I have a solution: Let’s import 50 million illegal aliens who will need housing that way the cost of housing will rise even further!!!
This has been a public service announcement from NALL, the National Association of Leftist Logic.
many Canadians under 35 are unlikely ever to be able to buy a place to live.
https://freerepublic.com/focus/f-news/4227565/posts
We went through this in the 70’s.
The only solution is nobody owns a home to make it fair. /s
The only question that really matters is “have home prices risen faster than the prices at extended care facilities?
No, you didn’t. Check your Math.
The high prices will keep foreign born, under 35, Canadiens from slipping across the border to America
I remember news reports and articles about how we will all have to lower expectations and downsize. It was the era of stagflation.
FWIW, YMMV.
“Remember news and articles” isn’t Math.
The fact there was inflation and high rates does not equate the two situations.
Compare total cost of living v wages then and now. It’s not even remotely close.
Agreed. The American Dream has been stolen.
And it’s getting worse in every aspect whether Mathematical or not.
Demographically, morally, legally, etc.
Have to admit: the media did a good job scaring the crap out of people back then, but then Reagan took office...
Here are the numbers:
https://www.longtermtrends.net/home-price-median-annual-income-ratio/
In the 1970s home prices averaged four times median household income.
Today they are seven times median household income.
That is the total price to purchase.
Interest rates were higher in the 1970s so that made mortgage payments somewhat more comparable depending on the size and terms of the mortgage.
Not nearly as bad and those of us who lived through it still saw a decent future ahead of us. Relative to what’s happening now, one could say that future actually came true. Not so much this time for anyone looking 40-50 years out.

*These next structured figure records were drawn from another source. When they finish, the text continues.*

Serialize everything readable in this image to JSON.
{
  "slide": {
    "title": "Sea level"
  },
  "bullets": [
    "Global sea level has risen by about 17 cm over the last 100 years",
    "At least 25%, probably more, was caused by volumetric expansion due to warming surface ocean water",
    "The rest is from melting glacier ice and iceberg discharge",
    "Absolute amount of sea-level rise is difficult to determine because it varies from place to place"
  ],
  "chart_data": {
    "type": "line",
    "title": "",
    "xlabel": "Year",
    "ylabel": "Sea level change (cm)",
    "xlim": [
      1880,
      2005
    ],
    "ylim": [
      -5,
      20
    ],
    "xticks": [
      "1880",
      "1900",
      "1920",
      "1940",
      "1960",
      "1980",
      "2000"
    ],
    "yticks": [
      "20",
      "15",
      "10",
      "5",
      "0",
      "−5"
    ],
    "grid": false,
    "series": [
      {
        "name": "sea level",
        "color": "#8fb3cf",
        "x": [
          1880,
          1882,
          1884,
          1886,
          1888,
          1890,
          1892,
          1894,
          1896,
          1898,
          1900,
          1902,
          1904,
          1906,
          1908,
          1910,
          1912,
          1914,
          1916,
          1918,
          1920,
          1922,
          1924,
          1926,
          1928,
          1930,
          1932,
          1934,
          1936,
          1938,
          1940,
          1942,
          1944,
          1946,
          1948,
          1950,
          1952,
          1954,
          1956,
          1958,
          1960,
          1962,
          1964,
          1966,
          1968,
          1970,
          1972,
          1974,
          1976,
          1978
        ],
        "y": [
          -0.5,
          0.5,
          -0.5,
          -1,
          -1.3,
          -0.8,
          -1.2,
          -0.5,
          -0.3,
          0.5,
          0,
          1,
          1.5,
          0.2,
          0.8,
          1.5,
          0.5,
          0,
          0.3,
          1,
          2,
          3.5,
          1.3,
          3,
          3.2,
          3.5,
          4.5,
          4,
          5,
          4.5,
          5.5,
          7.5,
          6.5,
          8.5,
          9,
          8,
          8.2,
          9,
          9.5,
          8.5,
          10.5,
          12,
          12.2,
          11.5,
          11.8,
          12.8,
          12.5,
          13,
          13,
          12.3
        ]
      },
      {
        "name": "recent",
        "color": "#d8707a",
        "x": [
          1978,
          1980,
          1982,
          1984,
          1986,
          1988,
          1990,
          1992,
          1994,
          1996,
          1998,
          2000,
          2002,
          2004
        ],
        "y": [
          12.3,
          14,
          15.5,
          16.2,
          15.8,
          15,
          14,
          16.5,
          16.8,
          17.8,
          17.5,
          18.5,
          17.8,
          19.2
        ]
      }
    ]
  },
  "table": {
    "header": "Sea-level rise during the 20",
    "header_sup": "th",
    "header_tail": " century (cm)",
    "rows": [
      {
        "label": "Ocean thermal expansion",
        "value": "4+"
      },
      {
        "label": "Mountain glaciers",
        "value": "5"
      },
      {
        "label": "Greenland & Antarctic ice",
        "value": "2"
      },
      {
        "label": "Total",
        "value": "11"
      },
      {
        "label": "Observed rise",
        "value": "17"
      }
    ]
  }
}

Only man with enough guts, energy and snarts to change direction of country is president Vivek. Rest are just swamp politicians and Trump is getting old.
when you raise the minimum wage... everyone that earned slightly more than minimum wage because of the difficulty of dangerousness of the job demands more, because they deserve more.
Then all those wage increases trickle down at every stage of the process and the result is inflation.